More Than a Quick Fix

There are times when I am not answering phones, not trying to get the attention of a room full of children, and not trying to make sure all of the items in our food bank are stocked up for visiting families. Sometimes in these in-between moments, I have conversations with men and women who are passing through our office in conjunction with a group, service, or event that they are hosting for community members. I value these conversations because they are my link to the larger picture of what we are all trying to accomplish: we are trying to make a way for families living in poverty to overcome obstacles in their lives.

I believe that it takes investing in relationships with individuals to affect deep-seated change. Right now, we offer services to keep people afloat. We provide them with food, gas assistance, and referrals to services that we cannot directly meet. We host support groups for victims of domestic violence, for parents of pre-schoolers, and in a distant way, we even host NA/AA meetings. People can come to our office when they feel like they’re drowning, and we’ll give them what they need to stay alive.

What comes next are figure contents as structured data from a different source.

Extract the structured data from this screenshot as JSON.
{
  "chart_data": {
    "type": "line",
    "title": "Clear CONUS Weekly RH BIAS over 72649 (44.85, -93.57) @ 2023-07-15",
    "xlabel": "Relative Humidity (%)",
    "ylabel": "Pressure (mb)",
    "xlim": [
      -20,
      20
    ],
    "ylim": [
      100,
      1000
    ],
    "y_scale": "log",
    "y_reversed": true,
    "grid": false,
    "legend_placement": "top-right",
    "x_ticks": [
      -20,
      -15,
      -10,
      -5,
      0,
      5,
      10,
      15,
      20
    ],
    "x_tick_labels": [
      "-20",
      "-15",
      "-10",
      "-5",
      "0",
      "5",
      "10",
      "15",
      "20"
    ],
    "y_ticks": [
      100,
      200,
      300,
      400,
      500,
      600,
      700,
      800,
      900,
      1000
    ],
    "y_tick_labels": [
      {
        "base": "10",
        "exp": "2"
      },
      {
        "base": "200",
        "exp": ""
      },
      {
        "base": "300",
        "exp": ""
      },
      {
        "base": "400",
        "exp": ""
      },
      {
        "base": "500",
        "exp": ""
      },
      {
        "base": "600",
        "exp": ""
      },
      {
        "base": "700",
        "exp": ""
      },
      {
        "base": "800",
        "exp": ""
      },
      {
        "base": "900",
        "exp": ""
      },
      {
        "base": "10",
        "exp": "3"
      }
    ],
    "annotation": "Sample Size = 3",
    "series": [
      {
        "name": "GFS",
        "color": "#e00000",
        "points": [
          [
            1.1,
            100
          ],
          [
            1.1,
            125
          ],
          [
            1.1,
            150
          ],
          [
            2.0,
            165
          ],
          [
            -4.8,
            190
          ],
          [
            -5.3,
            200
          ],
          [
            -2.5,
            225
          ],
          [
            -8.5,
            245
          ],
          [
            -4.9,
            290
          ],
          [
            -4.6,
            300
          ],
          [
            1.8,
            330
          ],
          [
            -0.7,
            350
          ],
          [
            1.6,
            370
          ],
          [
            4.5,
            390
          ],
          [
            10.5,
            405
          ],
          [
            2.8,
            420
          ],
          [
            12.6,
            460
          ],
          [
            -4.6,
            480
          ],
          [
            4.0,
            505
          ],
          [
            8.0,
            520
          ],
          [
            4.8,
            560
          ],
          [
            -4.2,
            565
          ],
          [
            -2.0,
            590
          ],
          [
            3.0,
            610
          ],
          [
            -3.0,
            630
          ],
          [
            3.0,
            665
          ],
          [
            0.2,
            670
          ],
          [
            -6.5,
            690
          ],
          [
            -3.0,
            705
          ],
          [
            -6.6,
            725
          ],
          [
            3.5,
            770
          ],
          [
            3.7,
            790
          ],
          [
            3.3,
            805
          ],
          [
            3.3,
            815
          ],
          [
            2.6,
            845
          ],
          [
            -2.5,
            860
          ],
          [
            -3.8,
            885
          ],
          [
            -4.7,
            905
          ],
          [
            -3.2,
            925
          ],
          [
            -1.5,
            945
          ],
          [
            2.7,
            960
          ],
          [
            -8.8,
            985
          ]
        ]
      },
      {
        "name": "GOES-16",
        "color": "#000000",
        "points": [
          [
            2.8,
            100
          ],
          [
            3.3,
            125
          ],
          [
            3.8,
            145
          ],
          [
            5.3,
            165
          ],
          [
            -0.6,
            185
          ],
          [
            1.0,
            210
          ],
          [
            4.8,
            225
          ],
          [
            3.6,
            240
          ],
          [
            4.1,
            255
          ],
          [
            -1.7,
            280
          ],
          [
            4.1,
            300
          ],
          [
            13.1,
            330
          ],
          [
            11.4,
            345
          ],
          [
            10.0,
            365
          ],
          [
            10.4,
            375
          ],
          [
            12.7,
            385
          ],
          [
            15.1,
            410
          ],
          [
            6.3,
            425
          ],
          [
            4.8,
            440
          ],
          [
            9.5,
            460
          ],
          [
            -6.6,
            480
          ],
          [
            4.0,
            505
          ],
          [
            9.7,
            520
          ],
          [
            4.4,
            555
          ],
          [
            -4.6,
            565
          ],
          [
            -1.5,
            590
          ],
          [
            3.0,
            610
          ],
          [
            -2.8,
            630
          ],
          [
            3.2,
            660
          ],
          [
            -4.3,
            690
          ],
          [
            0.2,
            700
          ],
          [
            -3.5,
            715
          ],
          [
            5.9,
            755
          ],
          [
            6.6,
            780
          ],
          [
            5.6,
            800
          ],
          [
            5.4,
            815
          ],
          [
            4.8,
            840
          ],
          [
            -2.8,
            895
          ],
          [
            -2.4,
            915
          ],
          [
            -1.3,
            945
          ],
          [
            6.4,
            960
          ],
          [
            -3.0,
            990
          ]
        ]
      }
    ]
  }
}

But, as good as living is, I want to be able to do more than this. I don’t want people to simply float; I want them to swim, and to do it with joy. There are issues with this system. Perhaps the two most obvious ones are that some people simply use our services as part of their daily living and they never break out of using this cycle of services that are designed to be temporary. The other is that there is no requirement for people to give back in exchange for everything that they receive, a condition that makes charity easy, but perpetuates a power relationship between the haves and the have-nots.

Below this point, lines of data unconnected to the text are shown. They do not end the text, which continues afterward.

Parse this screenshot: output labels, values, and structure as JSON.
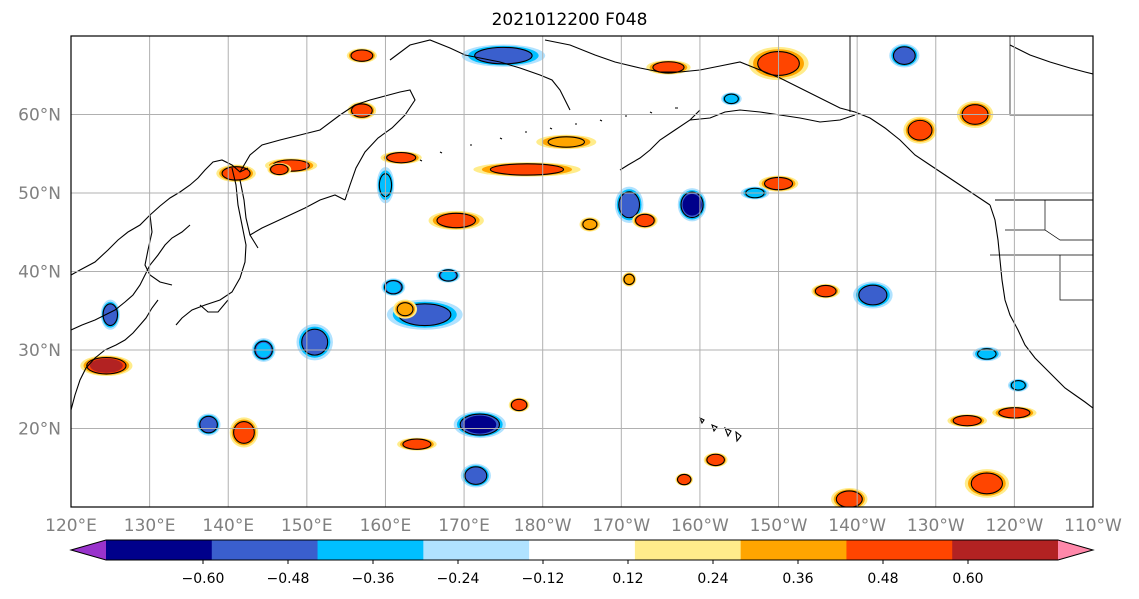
{
  "title": "2021012200 F048",
  "map": {
    "lat_labels": [
      "60°N",
      "50°N",
      "40°N",
      "30°N",
      "20°N"
    ],
    "lat_values": [
      60,
      50,
      40,
      30,
      20
    ],
    "lon_labels": [
      "120°E",
      "130°E",
      "140°E",
      "150°E",
      "160°E",
      "170°E",
      "180°W",
      "170°W",
      "160°W",
      "150°W",
      "140°W",
      "130°W",
      "120°W",
      "110°W"
    ],
    "lon_values": [
      120,
      130,
      140,
      150,
      160,
      170,
      180,
      190,
      200,
      210,
      220,
      230,
      240,
      250
    ],
    "lon_range": [
      120,
      250
    ],
    "lat_range": [
      10,
      70
    ],
    "grid": true,
    "gridline_color": "#b0b0b0",
    "coastline_color": "#000000"
  },
  "colorbar": {
    "ticks": [
      "−0.60",
      "−0.48",
      "−0.36",
      "−0.24",
      "−0.12",
      "0.12",
      "0.24",
      "0.36",
      "0.48",
      "0.60"
    ],
    "colors": [
      "#9933cc",
      "#00008b",
      "#3a5fcd",
      "#00bfff",
      "#b0e2ff",
      "#ffffff",
      "#ffec8b",
      "#ffa500",
      "#ff4500",
      "#b22222",
      "#ff88aa"
    ],
    "extend": "both"
  },
  "blobs": [
    {
      "lon": 175,
      "lat": 67.5,
      "rx": 5,
      "ry": 1.1,
      "v": -0.4
    },
    {
      "lon": 210,
      "lat": 66.5,
      "rx": 3.5,
      "ry": 1.8,
      "v": 0.4
    },
    {
      "lon": 196,
      "lat": 66,
      "rx": 2.5,
      "ry": 0.6,
      "v": 0.36
    },
    {
      "lon": 162,
      "lat": 54.5,
      "rx": 2.3,
      "ry": 0.5,
      "v": 0.4
    },
    {
      "lon": 148,
      "lat": 53.5,
      "rx": 3,
      "ry": 0.6,
      "v": 0.4
    },
    {
      "lon": 178,
      "lat": 53,
      "rx": 6.5,
      "ry": 0.6,
      "v": 0.4
    },
    {
      "lon": 183,
      "lat": 56.5,
      "rx": 3.5,
      "ry": 0.6,
      "v": 0.3
    },
    {
      "lon": 169,
      "lat": 46.5,
      "rx": 3.2,
      "ry": 0.9,
      "v": 0.45
    },
    {
      "lon": 191,
      "lat": 48.5,
      "rx": 1.5,
      "ry": 2,
      "v": -0.45
    },
    {
      "lon": 199,
      "lat": 48.5,
      "rx": 1.5,
      "ry": 1.8,
      "v": -0.5
    },
    {
      "lon": 193,
      "lat": 46.5,
      "rx": 1.3,
      "ry": 0.7,
      "v": 0.36
    },
    {
      "lon": 210,
      "lat": 51.2,
      "rx": 2.2,
      "ry": 0.7,
      "v": 0.4
    },
    {
      "lon": 207,
      "lat": 50,
      "rx": 1.5,
      "ry": 0.5,
      "v": -0.3
    },
    {
      "lon": 165,
      "lat": 34.5,
      "rx": 4.5,
      "ry": 1.6,
      "v": -0.4
    },
    {
      "lon": 151,
      "lat": 31,
      "rx": 2,
      "ry": 2,
      "v": -0.4
    },
    {
      "lon": 124.5,
      "lat": 28,
      "rx": 3,
      "ry": 1,
      "v": 0.5
    },
    {
      "lon": 172,
      "lat": 20.5,
      "rx": 3,
      "ry": 1.4,
      "v": -0.5
    },
    {
      "lon": 142,
      "lat": 19.5,
      "rx": 1.5,
      "ry": 1.6,
      "v": 0.4
    },
    {
      "lon": 137.5,
      "lat": 20.5,
      "rx": 1.2,
      "ry": 1.1,
      "v": -0.4
    },
    {
      "lon": 125,
      "lat": 34.5,
      "rx": 0.9,
      "ry": 1.6,
      "v": -0.4
    },
    {
      "lon": 160,
      "lat": 51,
      "rx": 0.8,
      "ry": 2,
      "v": -0.3
    },
    {
      "lon": 228,
      "lat": 58,
      "rx": 1.8,
      "ry": 1.4,
      "v": 0.4
    },
    {
      "lon": 226,
      "lat": 67.5,
      "rx": 1.6,
      "ry": 1.2,
      "v": -0.45
    },
    {
      "lon": 235,
      "lat": 60,
      "rx": 2,
      "ry": 1.4,
      "v": 0.4
    },
    {
      "lon": 236.5,
      "lat": 13,
      "rx": 2.5,
      "ry": 1.5,
      "v": 0.4
    },
    {
      "lon": 240,
      "lat": 22,
      "rx": 2.5,
      "ry": 0.5,
      "v": 0.36
    },
    {
      "lon": 234,
      "lat": 21,
      "rx": 2.2,
      "ry": 0.5,
      "v": 0.36
    },
    {
      "lon": 219,
      "lat": 11,
      "rx": 2,
      "ry": 1.1,
      "v": 0.45
    },
    {
      "lon": 222,
      "lat": 37,
      "rx": 2.2,
      "ry": 1.4,
      "v": -0.4
    },
    {
      "lon": 216,
      "lat": 37.5,
      "rx": 1.5,
      "ry": 0.6,
      "v": 0.36
    },
    {
      "lon": 157,
      "lat": 67.5,
      "rx": 1.6,
      "ry": 0.6,
      "v": 0.4
    },
    {
      "lon": 164,
      "lat": 18,
      "rx": 2.2,
      "ry": 0.5,
      "v": 0.4
    },
    {
      "lon": 141,
      "lat": 52.5,
      "rx": 2.2,
      "ry": 0.8,
      "v": 0.36
    },
    {
      "lon": 162.5,
      "lat": 35.2,
      "rx": 1.2,
      "ry": 0.9,
      "v": 0.3
    },
    {
      "lon": 157,
      "lat": 60.5,
      "rx": 1.5,
      "ry": 0.8,
      "v": 0.36
    },
    {
      "lon": 186,
      "lat": 46,
      "rx": 1,
      "ry": 0.6,
      "v": 0.3
    },
    {
      "lon": 171.5,
      "lat": 14,
      "rx": 1.6,
      "ry": 1.2,
      "v": -0.4
    },
    {
      "lon": 161,
      "lat": 38,
      "rx": 1.2,
      "ry": 0.8,
      "v": -0.36
    },
    {
      "lon": 168,
      "lat": 39.5,
      "rx": 1.2,
      "ry": 0.6,
      "v": -0.36
    },
    {
      "lon": 204,
      "lat": 62,
      "rx": 1,
      "ry": 0.5,
      "v": -0.3
    },
    {
      "lon": 202,
      "lat": 16,
      "rx": 1.2,
      "ry": 0.6,
      "v": 0.36
    },
    {
      "lon": 144.5,
      "lat": 30,
      "rx": 1.2,
      "ry": 1.2,
      "v": -0.36
    },
    {
      "lon": 177,
      "lat": 23,
      "rx": 1,
      "ry": 0.6,
      "v": 0.4
    },
    {
      "lon": 146.5,
      "lat": 53,
      "rx": 1.2,
      "ry": 0.5,
      "v": 0.36
    },
    {
      "lon": 240.5,
      "lat": 25.5,
      "rx": 1,
      "ry": 0.5,
      "v": -0.3
    },
    {
      "lon": 236.5,
      "lat": 29.5,
      "rx": 1.5,
      "ry": 0.6,
      "v": -0.3
    },
    {
      "lon": 198,
      "lat": 13.5,
      "rx": 0.8,
      "ry": 0.5,
      "v": 0.36
    },
    {
      "lon": 191,
      "lat": 39,
      "rx": 0.6,
      "ry": 0.6,
      "v": 0.3
    }
  ]
}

We need to design a system where people are able to say thank you for the help they receive by giving back. Whether it’s volunteering, offering a skill to assist someone else ( one reason I’m in love with the idea of Time Banking), or offering a donation back to an organization in some form or another, there needs to be a way for people who are receiving public assistance to give back. There’s also this really cool model called Asset-based Community Development¬†that involves using the strengths of a struggling group to build up the entire community. There’s a woman from my hometown who is enthusiastic about it, and I would love to see how a week at her Non-profit works, because I believe that she’s onto something fantastic.

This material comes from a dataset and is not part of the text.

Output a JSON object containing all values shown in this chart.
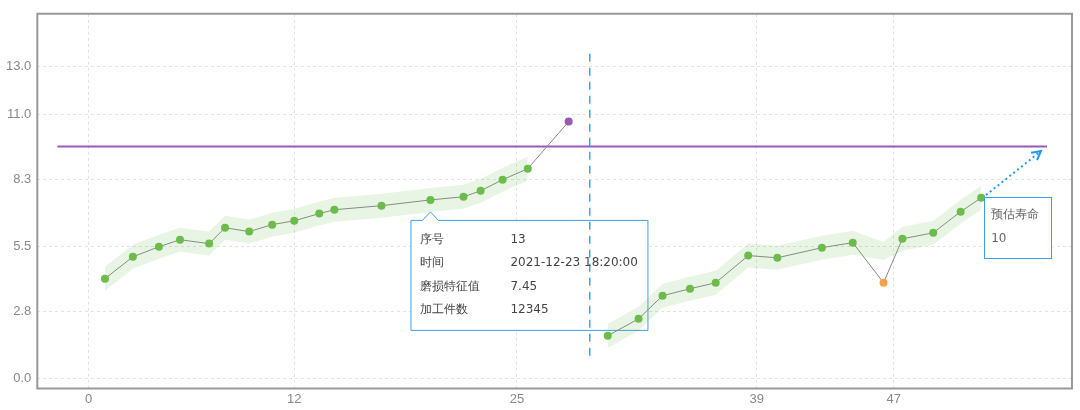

Our problem right now is that even though these services are offered, people aren’t seeking them out, and they’re not investing time and energy into reaching out for these groups that have been brought into the community for the purpose of expanding the opportunities available to them in this country. As an AmeriCorps member whose time in this city is limited to less than a year, I don’t feel like I can bring about the type of lasting change in deep relationships that I believe in, because I won’t be here to sustain it. If I try to start it and cannot sustain it, I don’t know who would, and based on what I’ve seen of others’ efforts, I don’t even know if families would latch on. In any case, what we’re doing is not enough. It perpetuates the system of poverty, and even though we’re doing little bits to improve kids’ and families’ lives, they still will end up behind.

How do you change the nature of a system where inequality is an inherent element of the system succeeding? How do you get people to believe in a cause, and how do you alleviate the stress of poverty on an individual, a family, or a community?